In quali mercati può aumentare ulteriormente la capacità esportatrice vostra e in generale dell’Italia?
“Abbiamo una serie mercati focus, soprattutto Nord America e Centro Europa. E poi ci sono i mercati del Far East, meno grandi dimensionalmente rispetto ai primi due blocchi. Però l’Asia è un’area dove l’Italia può ancora giocarsi una partita importante”.
Il forum di domani si chiama Habitat: sposare turismo e vino è la risposta vincente per conquistare i consumatori, attraverso il racconto e la tutela del territorio?
“L’enoturismo è un asset fondamentale per la valorizzazione vino italiano: avvicina il consumo al luogo di produzione e poi crea engagement, coinvolgimento, col territorio. Quanto io turista rimango coinvolto, questa emozione dura nel tempo, un’esperienza che diffonderò diventando ambasciatore volontario di un sistema che crea valore duraturo. Il vero tema è che abbiamo un problema di offerta più di che domanda”.
Il mercato del futuro è rappresentato dai giovani di oggi. Come vogliono il vino? Il messaggio sostenibile potrebbe avvicinarli a questo mondo? Anche in termini lavorativi?
“Non è che i giovani non siano interessati al vino, i giovani non sono interessati agli argomenti che raccontiamo ai loro genitori. Hanno bisogno di stimoli diversi e di sicuro, essendo più aperti, preferiranno vini sostenibili”.
Il vino bio continua a conquistare fette di mercato.

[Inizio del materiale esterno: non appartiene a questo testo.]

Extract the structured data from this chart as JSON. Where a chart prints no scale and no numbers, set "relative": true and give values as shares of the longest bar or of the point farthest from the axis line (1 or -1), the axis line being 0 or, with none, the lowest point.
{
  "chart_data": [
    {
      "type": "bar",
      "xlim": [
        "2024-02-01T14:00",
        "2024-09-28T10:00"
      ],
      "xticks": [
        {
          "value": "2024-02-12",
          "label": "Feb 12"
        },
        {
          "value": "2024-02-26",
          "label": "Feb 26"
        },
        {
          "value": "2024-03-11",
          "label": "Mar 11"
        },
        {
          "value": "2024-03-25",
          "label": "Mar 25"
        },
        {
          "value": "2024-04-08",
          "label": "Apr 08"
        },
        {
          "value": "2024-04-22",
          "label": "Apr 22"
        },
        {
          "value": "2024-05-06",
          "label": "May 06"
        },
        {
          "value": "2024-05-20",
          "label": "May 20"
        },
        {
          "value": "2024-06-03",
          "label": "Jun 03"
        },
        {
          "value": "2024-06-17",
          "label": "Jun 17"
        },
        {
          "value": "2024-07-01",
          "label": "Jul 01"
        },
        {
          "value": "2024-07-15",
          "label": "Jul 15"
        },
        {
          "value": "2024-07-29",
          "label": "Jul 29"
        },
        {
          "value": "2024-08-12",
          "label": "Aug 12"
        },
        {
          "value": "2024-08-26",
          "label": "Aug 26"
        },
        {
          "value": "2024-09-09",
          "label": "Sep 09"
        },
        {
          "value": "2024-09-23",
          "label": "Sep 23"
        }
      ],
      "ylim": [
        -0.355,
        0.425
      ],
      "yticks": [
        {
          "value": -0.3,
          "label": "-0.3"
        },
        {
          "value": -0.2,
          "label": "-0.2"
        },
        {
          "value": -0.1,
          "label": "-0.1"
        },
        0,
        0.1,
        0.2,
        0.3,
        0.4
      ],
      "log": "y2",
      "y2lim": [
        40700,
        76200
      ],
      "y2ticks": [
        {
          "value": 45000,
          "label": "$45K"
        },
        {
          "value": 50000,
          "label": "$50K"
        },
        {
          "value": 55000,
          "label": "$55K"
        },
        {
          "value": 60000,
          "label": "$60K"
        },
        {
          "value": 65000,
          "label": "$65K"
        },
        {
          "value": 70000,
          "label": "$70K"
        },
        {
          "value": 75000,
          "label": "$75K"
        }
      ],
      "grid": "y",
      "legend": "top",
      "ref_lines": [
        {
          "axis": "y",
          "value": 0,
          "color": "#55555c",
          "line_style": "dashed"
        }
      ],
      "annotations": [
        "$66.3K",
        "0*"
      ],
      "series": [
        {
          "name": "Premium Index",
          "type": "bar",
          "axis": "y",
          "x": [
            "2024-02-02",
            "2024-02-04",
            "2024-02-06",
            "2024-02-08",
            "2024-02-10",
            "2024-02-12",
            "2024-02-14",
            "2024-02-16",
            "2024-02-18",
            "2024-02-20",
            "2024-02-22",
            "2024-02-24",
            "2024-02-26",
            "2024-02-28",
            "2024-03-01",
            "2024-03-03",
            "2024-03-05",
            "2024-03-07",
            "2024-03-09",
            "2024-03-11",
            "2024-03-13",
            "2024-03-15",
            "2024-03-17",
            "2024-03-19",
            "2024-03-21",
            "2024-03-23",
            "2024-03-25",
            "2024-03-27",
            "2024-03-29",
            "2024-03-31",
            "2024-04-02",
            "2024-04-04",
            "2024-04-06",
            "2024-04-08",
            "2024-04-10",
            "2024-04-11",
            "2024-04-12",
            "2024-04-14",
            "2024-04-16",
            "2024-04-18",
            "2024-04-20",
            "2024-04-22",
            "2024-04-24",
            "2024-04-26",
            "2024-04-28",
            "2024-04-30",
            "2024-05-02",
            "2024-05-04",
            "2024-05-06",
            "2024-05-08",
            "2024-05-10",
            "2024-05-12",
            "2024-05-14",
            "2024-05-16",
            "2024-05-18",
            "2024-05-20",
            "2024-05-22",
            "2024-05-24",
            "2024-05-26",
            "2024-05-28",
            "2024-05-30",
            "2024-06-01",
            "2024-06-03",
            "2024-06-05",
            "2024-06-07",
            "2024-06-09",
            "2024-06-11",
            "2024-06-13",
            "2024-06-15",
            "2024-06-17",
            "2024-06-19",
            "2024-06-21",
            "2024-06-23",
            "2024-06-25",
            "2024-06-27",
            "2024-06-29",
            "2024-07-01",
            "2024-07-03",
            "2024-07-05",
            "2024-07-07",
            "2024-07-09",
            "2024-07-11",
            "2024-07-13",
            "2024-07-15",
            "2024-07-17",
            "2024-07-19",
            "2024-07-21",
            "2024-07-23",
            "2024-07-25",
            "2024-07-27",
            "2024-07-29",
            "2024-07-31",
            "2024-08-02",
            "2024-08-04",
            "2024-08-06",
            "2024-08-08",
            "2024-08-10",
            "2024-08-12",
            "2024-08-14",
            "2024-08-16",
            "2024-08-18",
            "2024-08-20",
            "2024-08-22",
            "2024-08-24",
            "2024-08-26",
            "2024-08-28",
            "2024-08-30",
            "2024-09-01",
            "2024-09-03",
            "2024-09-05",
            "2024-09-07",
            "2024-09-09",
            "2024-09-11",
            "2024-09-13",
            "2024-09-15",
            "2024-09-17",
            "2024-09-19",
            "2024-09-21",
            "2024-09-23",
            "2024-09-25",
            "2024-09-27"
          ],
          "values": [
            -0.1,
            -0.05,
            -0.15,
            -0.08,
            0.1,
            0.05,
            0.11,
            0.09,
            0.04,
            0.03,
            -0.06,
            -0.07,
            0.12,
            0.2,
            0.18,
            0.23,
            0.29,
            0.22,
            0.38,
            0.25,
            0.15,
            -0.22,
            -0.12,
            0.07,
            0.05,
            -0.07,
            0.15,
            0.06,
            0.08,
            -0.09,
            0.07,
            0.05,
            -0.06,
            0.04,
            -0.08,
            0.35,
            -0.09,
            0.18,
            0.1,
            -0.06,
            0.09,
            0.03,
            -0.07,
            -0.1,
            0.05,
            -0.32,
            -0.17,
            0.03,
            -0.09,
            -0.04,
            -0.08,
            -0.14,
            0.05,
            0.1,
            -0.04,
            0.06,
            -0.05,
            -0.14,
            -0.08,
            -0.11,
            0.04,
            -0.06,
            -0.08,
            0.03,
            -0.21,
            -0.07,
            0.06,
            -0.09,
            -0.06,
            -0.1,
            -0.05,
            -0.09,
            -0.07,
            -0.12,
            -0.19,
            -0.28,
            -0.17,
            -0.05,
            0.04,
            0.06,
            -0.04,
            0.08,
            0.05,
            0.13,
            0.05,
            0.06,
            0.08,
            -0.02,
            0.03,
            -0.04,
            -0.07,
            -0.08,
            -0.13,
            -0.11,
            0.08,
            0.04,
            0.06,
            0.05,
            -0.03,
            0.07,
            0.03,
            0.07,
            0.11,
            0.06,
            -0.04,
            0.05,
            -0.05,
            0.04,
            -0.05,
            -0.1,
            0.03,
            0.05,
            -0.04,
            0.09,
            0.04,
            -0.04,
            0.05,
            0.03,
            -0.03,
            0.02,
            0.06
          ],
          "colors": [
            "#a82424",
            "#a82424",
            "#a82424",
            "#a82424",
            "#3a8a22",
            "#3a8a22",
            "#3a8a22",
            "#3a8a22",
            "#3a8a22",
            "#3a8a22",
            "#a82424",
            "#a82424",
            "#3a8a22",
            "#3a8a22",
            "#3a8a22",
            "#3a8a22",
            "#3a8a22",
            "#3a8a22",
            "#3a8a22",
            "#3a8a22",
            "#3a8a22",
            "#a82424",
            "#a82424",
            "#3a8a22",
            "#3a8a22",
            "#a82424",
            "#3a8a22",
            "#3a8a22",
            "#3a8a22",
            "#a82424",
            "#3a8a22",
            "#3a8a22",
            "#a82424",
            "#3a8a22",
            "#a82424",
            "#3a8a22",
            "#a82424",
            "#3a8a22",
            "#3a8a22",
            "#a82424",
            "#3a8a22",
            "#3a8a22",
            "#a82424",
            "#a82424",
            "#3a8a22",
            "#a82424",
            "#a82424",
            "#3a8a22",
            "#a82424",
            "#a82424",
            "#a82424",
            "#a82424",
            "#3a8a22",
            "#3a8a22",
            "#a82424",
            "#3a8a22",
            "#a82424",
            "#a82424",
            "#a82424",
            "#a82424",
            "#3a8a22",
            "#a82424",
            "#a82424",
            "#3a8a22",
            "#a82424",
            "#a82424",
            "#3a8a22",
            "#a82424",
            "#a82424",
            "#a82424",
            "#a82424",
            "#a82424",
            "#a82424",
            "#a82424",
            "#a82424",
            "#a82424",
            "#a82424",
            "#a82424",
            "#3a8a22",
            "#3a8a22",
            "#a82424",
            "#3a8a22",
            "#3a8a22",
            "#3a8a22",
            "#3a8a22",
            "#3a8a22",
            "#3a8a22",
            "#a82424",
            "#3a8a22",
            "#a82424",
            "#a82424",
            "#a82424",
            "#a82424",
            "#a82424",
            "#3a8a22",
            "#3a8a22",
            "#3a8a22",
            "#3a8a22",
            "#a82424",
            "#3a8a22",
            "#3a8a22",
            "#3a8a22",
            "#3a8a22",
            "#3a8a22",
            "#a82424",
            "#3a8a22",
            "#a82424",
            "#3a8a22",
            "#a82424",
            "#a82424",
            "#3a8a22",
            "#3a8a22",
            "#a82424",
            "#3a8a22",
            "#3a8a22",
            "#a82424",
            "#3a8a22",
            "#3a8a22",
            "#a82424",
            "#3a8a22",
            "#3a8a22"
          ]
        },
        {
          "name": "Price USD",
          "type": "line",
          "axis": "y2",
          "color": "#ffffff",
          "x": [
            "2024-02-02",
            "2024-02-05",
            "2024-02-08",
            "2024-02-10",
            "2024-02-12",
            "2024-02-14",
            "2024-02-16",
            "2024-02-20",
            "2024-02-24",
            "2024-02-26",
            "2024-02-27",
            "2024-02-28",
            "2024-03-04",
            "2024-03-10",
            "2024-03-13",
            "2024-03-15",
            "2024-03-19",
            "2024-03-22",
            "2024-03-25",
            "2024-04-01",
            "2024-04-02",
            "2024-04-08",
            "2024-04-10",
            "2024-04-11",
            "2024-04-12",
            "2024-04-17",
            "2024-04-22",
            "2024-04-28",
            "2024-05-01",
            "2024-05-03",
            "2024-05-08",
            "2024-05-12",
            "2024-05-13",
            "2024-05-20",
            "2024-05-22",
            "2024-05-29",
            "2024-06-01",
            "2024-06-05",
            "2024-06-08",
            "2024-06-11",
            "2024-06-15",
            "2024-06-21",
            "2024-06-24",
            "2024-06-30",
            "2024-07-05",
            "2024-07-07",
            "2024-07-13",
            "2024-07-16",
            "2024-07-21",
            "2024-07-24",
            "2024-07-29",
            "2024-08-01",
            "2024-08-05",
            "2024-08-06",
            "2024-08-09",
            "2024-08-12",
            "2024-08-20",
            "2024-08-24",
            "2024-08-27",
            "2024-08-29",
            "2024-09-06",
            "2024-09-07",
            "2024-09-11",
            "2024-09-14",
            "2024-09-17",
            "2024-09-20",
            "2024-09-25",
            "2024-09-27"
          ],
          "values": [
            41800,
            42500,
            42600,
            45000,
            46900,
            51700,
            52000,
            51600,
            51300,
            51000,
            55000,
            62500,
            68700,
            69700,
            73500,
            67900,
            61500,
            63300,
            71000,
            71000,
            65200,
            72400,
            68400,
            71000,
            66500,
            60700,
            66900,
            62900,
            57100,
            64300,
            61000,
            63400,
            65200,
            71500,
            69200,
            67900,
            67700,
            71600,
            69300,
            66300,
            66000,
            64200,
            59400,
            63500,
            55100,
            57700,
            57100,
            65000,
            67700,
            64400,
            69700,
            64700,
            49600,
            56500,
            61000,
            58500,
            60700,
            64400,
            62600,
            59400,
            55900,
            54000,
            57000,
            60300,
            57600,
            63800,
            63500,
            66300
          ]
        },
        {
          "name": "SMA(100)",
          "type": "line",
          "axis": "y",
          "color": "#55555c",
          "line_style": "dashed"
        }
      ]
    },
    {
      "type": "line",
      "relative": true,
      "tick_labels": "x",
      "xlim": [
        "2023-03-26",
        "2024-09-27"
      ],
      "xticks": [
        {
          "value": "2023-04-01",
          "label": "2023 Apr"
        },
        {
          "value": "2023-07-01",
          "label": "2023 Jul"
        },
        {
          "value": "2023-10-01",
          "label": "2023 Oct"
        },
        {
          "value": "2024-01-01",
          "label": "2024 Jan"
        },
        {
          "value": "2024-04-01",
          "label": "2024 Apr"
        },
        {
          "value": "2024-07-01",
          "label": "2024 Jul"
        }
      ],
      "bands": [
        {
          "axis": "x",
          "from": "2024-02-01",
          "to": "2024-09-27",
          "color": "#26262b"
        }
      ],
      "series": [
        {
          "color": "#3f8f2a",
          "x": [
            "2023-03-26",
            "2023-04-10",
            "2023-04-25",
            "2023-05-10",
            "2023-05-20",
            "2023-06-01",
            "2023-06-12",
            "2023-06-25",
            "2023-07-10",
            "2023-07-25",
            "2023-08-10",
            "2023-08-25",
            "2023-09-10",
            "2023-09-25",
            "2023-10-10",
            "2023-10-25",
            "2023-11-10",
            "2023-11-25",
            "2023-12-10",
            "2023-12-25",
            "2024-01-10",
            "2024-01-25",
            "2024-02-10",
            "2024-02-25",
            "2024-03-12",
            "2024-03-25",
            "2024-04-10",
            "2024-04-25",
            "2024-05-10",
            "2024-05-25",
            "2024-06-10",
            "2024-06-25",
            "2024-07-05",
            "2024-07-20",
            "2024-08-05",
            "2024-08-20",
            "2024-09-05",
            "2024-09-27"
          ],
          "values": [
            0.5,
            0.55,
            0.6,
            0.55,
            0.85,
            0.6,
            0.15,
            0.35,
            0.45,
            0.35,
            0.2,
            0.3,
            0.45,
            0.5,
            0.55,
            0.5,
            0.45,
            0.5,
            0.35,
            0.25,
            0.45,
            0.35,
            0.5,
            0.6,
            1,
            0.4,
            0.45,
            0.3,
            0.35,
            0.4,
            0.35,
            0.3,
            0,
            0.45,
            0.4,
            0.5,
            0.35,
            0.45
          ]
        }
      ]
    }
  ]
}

Quali prospettive vede e quali sfide, anche tecnico-tecnologiche, comporta questa nuova tendenza?
“L’aspetto tecnologico conta per saper produrre con minore impiego di risorse. Oggi, le produzioni sostenibili vedono sicuramente il vino biologico come elemento fondamentale ma ci sono anche produzioni, come il bio-simbiotico, che sono ulteriori tecniche che vanno in questa direzione. Poi certo, a livello tecnologico, ci sono l’agricoltura di precisione e le analisi predittive fatte sul campo che possono facilitare produzione, sempre tenendo presente l’obiettivo iniziale: produrre con minore impiego di risorse”.
In Europa ci sono movimenti che vorrebbero parificare il tabacco al vino. Il messaggio sostenibile può essere la chiave per eliminare questa falsa rappresentazione della realtà?
“Diciamo subito che sostenibilità non può servire per ripulirsi la coscienza, ma è un elemento imprescindibile. Però è un rischio enorme il fatto che il vino venga destrutturato a una mera sostanza idroalcolica contenente alcuni gradi di alcol. C’è una sorta di strumentalizzazione di questo approccio quasi meccanico. Non si può infatti dire che l’alcool fa male e basta, si ignorano gli aspetti culturali e sociali… Non mi addentro in una diatriba di carattere sanitaria, ci sono varie scuole di pensiero, però andiamoci piano con certi paragoni, altrimenti buttiamo il bambino oltre all’acqua sporca. Noi dobbiamo lavorare per evitare la demonizzazione del vino che ha avuto e ha un grande impatto socio-economico ma soprattutto culturale”.